# Plowing Gravel Parking lot



## jjfinn (Nov 17, 2008)

Hey Guys can you help me out, I have been plowing for 7 years and this is my first year of being asked to plow anything with gravel. Is it different then trying to plow a paved lot? Would I need to adjust the shoes on the plow so I don't scrape away all the gravel? Do you have to do anything different salting? Thanks for any help you can give.


----------



## BossPlow2010 (Sep 29, 2010)

press the up button quickly (after the plow is down) and drive forward. I have never used plow shoes especially on commercial lots...


----------



## BC Handyman (Dec 15, 2010)

if you use shoes: adjusts them so the shoe is 1/8" below blade
if not using shoes: do what boss plow said, just lift the blade a little so it does not "float"
Out east is different, but I'd suggest sand or a salt sand mix for gravel lots, not straight salt.


----------



## leolkfrm (Mar 11, 2010)

make a gravel guard for the plow and push away....the are pic in the forum, i will post mine when i get it done


----------



## Rat_Power_78 (Sep 16, 2008)

The problem with salt on gravel means you are thawing the ground you are plowing. That of course means loose gravel every time you plow, vs most of it freezing down. I have plowed gravel for many years, my dad's commercial property I plow for him is gravel, as well as a couple driveways I do. No matter what you try, the gravel moves the first couple times. I have tried both setting the shoes below the blade (they seem to sink/displace anything loose on top) and bumping the controller out of float. Neither method has worked for me. Come spring there is always a pile of gravel where the snow gets piled so be prepared to spread that back out onto the parking lot. Only thing that has worked for me is letting the first inch or two get packed down. I know it sounds hack, but its the only thing that seems to help. May want to talk with the property owner to make sure you understand their expectations and that they understand the options. If ice gets to be a problem I recommend straight sand as a traction aid rather than salt to melt it.

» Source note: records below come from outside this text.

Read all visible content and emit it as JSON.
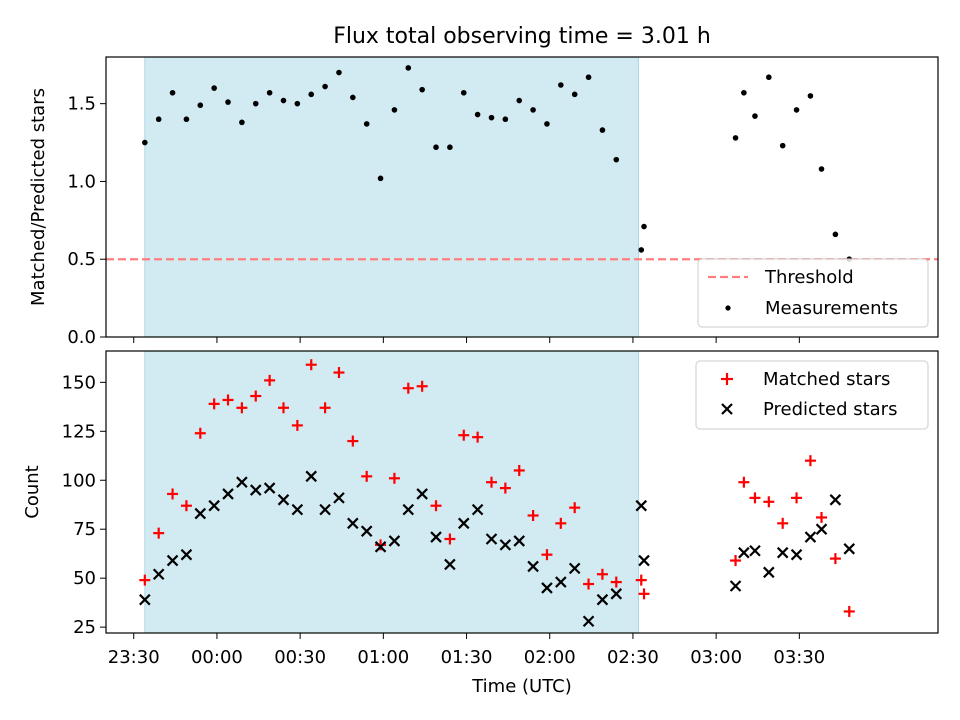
{
  "figure": {
    "title": "Flux total observing time = 3.01 h"
  },
  "colors": {
    "shade": "#add8e6",
    "threshold": "#ff7f7f",
    "measurement": "#000000",
    "matched": "#ff0000",
    "predicted": "#000000"
  },
  "chart_data": [
    {
      "type": "scatter",
      "ylabel": "Matched/Predicted stars",
      "ylim": [
        0,
        1.8
      ],
      "yticks": [
        0.0,
        0.5,
        1.0,
        1.5
      ],
      "ytick_labels": [
        "0.0",
        "0.5",
        "1.0",
        "1.5"
      ],
      "xlim_minutes": [
        -40,
        260
      ],
      "shaded_range_minutes": [
        -26,
        152
      ],
      "threshold": 0.5,
      "legend": {
        "position": "lower-right",
        "entries": [
          {
            "label": "Threshold",
            "series": "threshold"
          },
          {
            "label": "Measurements",
            "series": "measurements"
          }
        ]
      },
      "series": [
        {
          "name": "Measurements",
          "x": [
            "23:34",
            "23:39",
            "23:44",
            "23:49",
            "23:54",
            "23:59",
            "00:04",
            "00:09",
            "00:14",
            "00:19",
            "00:24",
            "00:29",
            "00:34",
            "00:39",
            "00:44",
            "00:49",
            "00:54",
            "00:59",
            "01:04",
            "01:09",
            "01:14",
            "01:19",
            "01:24",
            "01:29",
            "01:34",
            "01:39",
            "01:44",
            "01:49",
            "01:54",
            "01:59",
            "02:04",
            "02:09",
            "02:14",
            "02:19",
            "02:24",
            "02:33",
            "02:34",
            "03:07",
            "03:10",
            "03:14",
            "03:19",
            "03:24",
            "03:29",
            "03:34",
            "03:38",
            "03:43",
            "03:48"
          ],
          "values": [
            1.25,
            1.4,
            1.57,
            1.4,
            1.49,
            1.6,
            1.51,
            1.38,
            1.5,
            1.57,
            1.52,
            1.5,
            1.56,
            1.61,
            1.7,
            1.54,
            1.37,
            1.02,
            1.46,
            1.73,
            1.59,
            1.22,
            1.22,
            1.57,
            1.43,
            1.41,
            1.4,
            1.52,
            1.46,
            1.37,
            1.62,
            1.56,
            1.67,
            1.33,
            1.14,
            0.56,
            0.71,
            1.28,
            1.57,
            1.42,
            1.67,
            1.23,
            1.46,
            1.55,
            1.08,
            0.66,
            0.5
          ]
        }
      ]
    },
    {
      "type": "scatter",
      "xlabel": "Time (UTC)",
      "ylabel": "Count",
      "ylim": [
        22,
        166
      ],
      "yticks": [
        25,
        50,
        75,
        100,
        125,
        150
      ],
      "ytick_labels": [
        "25",
        "50",
        "75",
        "100",
        "125",
        "150"
      ],
      "xlim_minutes": [
        -40,
        260
      ],
      "xticks_minutes": [
        -30,
        0,
        30,
        60,
        90,
        120,
        150,
        180,
        210
      ],
      "xtick_labels": [
        "23:30",
        "00:00",
        "00:30",
        "01:00",
        "01:30",
        "02:00",
        "02:30",
        "03:00",
        "03:30"
      ],
      "shaded_range_minutes": [
        -26,
        152
      ],
      "legend": {
        "position": "upper-right",
        "entries": [
          {
            "label": "Matched stars",
            "series": "matched"
          },
          {
            "label": "Predicted stars",
            "series": "predicted"
          }
        ]
      },
      "series": [
        {
          "name": "Matched stars",
          "x": [
            "23:34",
            "23:39",
            "23:44",
            "23:49",
            "23:54",
            "23:59",
            "00:04",
            "00:09",
            "00:14",
            "00:19",
            "00:24",
            "00:29",
            "00:34",
            "00:39",
            "00:44",
            "00:49",
            "00:54",
            "00:59",
            "01:04",
            "01:09",
            "01:14",
            "01:19",
            "01:24",
            "01:29",
            "01:34",
            "01:39",
            "01:44",
            "01:49",
            "01:54",
            "01:59",
            "02:04",
            "02:09",
            "02:14",
            "02:19",
            "02:24",
            "02:33",
            "02:34",
            "03:07",
            "03:10",
            "03:14",
            "03:19",
            "03:24",
            "03:29",
            "03:34",
            "03:38",
            "03:43",
            "03:48"
          ],
          "values": [
            49,
            73,
            93,
            87,
            124,
            139,
            141,
            137,
            143,
            151,
            137,
            128,
            159,
            137,
            155,
            120,
            102,
            67,
            101,
            147,
            148,
            87,
            70,
            123,
            122,
            99,
            96,
            105,
            82,
            62,
            78,
            86,
            47,
            52,
            48,
            49,
            42,
            59,
            99,
            91,
            89,
            78,
            91,
            110,
            81,
            60,
            33
          ]
        },
        {
          "name": "Predicted stars",
          "x": [
            "23:34",
            "23:39",
            "23:44",
            "23:49",
            "23:54",
            "23:59",
            "00:04",
            "00:09",
            "00:14",
            "00:19",
            "00:24",
            "00:29",
            "00:34",
            "00:39",
            "00:44",
            "00:49",
            "00:54",
            "00:59",
            "01:04",
            "01:09",
            "01:14",
            "01:19",
            "01:24",
            "01:29",
            "01:34",
            "01:39",
            "01:44",
            "01:49",
            "01:54",
            "01:59",
            "02:04",
            "02:09",
            "02:14",
            "02:19",
            "02:24",
            "02:33",
            "02:34",
            "03:07",
            "03:10",
            "03:14",
            "03:19",
            "03:24",
            "03:29",
            "03:34",
            "03:38",
            "03:43",
            "03:48"
          ],
          "values": [
            39,
            52,
            59,
            62,
            83,
            87,
            93,
            99,
            95,
            96,
            90,
            85,
            102,
            85,
            91,
            78,
            74,
            66,
            69,
            85,
            93,
            71,
            57,
            78,
            85,
            70,
            67,
            69,
            56,
            45,
            48,
            55,
            28,
            39,
            42,
            87,
            59,
            46,
            63,
            64,
            53,
            63,
            62,
            71,
            75,
            90,
            65
          ]
        }
      ]
    }
  ]
}
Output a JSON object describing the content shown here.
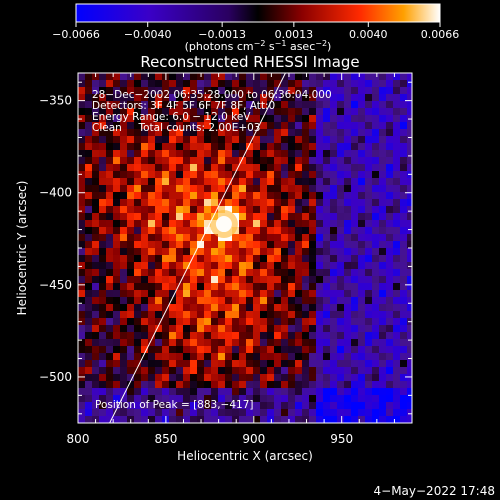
{
  "chart_data": {
    "type": "heatmap",
    "title": "Reconstructed RHESSI Image",
    "xlabel": "Heliocentric X (arcsec)",
    "ylabel": "Heliocentric Y (arcsec)",
    "xlim": [
      800,
      990
    ],
    "ylim": [
      -525,
      -335
    ],
    "x_ticks": [
      800,
      850,
      900,
      950
    ],
    "y_ticks": [
      -500,
      -450,
      -400,
      -350
    ],
    "x_tick_labels": [
      "800",
      "850",
      "900",
      "950"
    ],
    "y_tick_labels": [
      "−500",
      "−450",
      "−400",
      "−350"
    ],
    "colorbar": {
      "range": [
        -0.0066,
        0.0066
      ],
      "ticks": [
        -0.0066,
        -0.004,
        -0.0013,
        0.0013,
        0.004,
        0.0066
      ],
      "tick_labels": [
        "−0.0066",
        "−0.0040",
        "−0.0013",
        "0.0013",
        "0.0040",
        "0.0066"
      ],
      "units_text": "(photons cm",
      "units_exp1": "−2",
      "units_mid": " s",
      "units_exp2": "−1",
      "units_end": " asec",
      "units_exp3": "−2",
      "units_close": ")"
    },
    "info_lines": [
      "28−Dec−2002 06:35:28.000 to 06:36:04.000",
      "Detectors: 3F 4F 5F 6F 7F 8F, Att:0",
      "Energy Range: 6.0 − 12.0 keV",
      "Clean     Total counts: 2.00E+03"
    ],
    "peak_label": "Position of Peak = [883,−417]",
    "peak": [
      883,
      -417
    ],
    "limb_line": [
      [
        818,
        -525
      ],
      [
        918,
        -335
      ]
    ],
    "date_stamp": "4−May−2022 17:48"
  }
}
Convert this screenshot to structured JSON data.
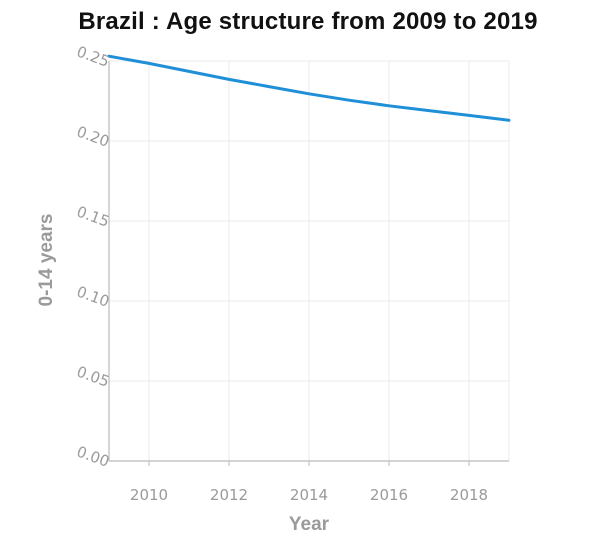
{
  "chart_data": {
    "type": "line",
    "title": "Brazil : Age structure from 2009 to 2019",
    "xlabel": "Year",
    "ylabel": "0-14 years",
    "xlim": [
      2009,
      2019
    ],
    "ylim": [
      0,
      0.25
    ],
    "x_ticks": [
      2010,
      2012,
      2014,
      2016,
      2018
    ],
    "y_ticks": [
      "0.00",
      "0.05",
      "0.10",
      "0.15",
      "0.20",
      "0.25"
    ],
    "grid": true,
    "series": [
      {
        "color": "#1f8fd8",
        "x": [
          2009,
          2010,
          2011,
          2012,
          2013,
          2014,
          2015,
          2016,
          2017,
          2018,
          2019
        ],
        "y": [
          0.253,
          0.2485,
          0.2435,
          0.2385,
          0.234,
          0.2295,
          0.2255,
          0.222,
          0.219,
          0.216,
          0.213
        ]
      }
    ]
  }
}
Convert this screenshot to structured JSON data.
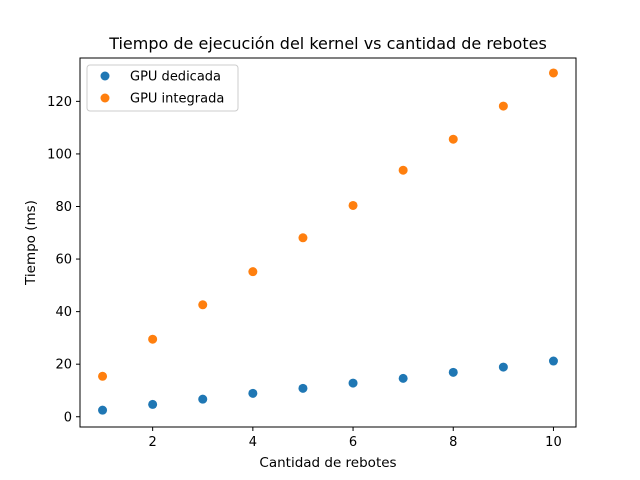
{
  "chart_data": {
    "type": "scatter",
    "title": "Tiempo de ejecución del kernel vs cantidad de rebotes",
    "xlabel": "Cantidad de rebotes",
    "ylabel": "Tiempo (ms)",
    "x": [
      1,
      2,
      3,
      4,
      5,
      6,
      7,
      8,
      9,
      10
    ],
    "xlim": [
      0.55,
      10.45
    ],
    "ylim": [
      -3.9,
      136.5
    ],
    "xticks": [
      2,
      4,
      6,
      8,
      10
    ],
    "yticks": [
      0,
      20,
      40,
      60,
      80,
      100,
      120
    ],
    "grid": false,
    "legend_position": "upper-left",
    "series": [
      {
        "name": "GPU dedicada",
        "color": "#1f77b4",
        "values": [
          2.5,
          4.7,
          6.7,
          8.9,
          10.8,
          12.8,
          14.6,
          16.9,
          18.9,
          21.2
        ]
      },
      {
        "name": "GPU integrada",
        "color": "#ff7f0e",
        "values": [
          15.4,
          29.5,
          42.6,
          55.2,
          68.1,
          80.4,
          93.8,
          105.6,
          118.2,
          130.8
        ]
      }
    ]
  }
}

Edit- Take a look at this setup. http://www.plowsite.com/showthread.php?t=133478&highlight=gravel+guard

I got curious to see what was meant by a "gravel guard" and did a quick search. Looks like it would work good just need a little fab skills to set one up and make it easily removable.


----------



## BC Handyman (Dec 15, 2010)

"Gravel guards" are great IF you only do gravel plowing. If you dont do only gravel plowing(like most cases) its not a good option. Plus the fact that it sucks to take on/off on a reg basis. 
Rat power is right though about letting first inch settle/pack into gravel, then when it freezes it's all good, but if you have a decent lot it is possible to plow it without removing much gravel, just harder if it's not frozen.


----------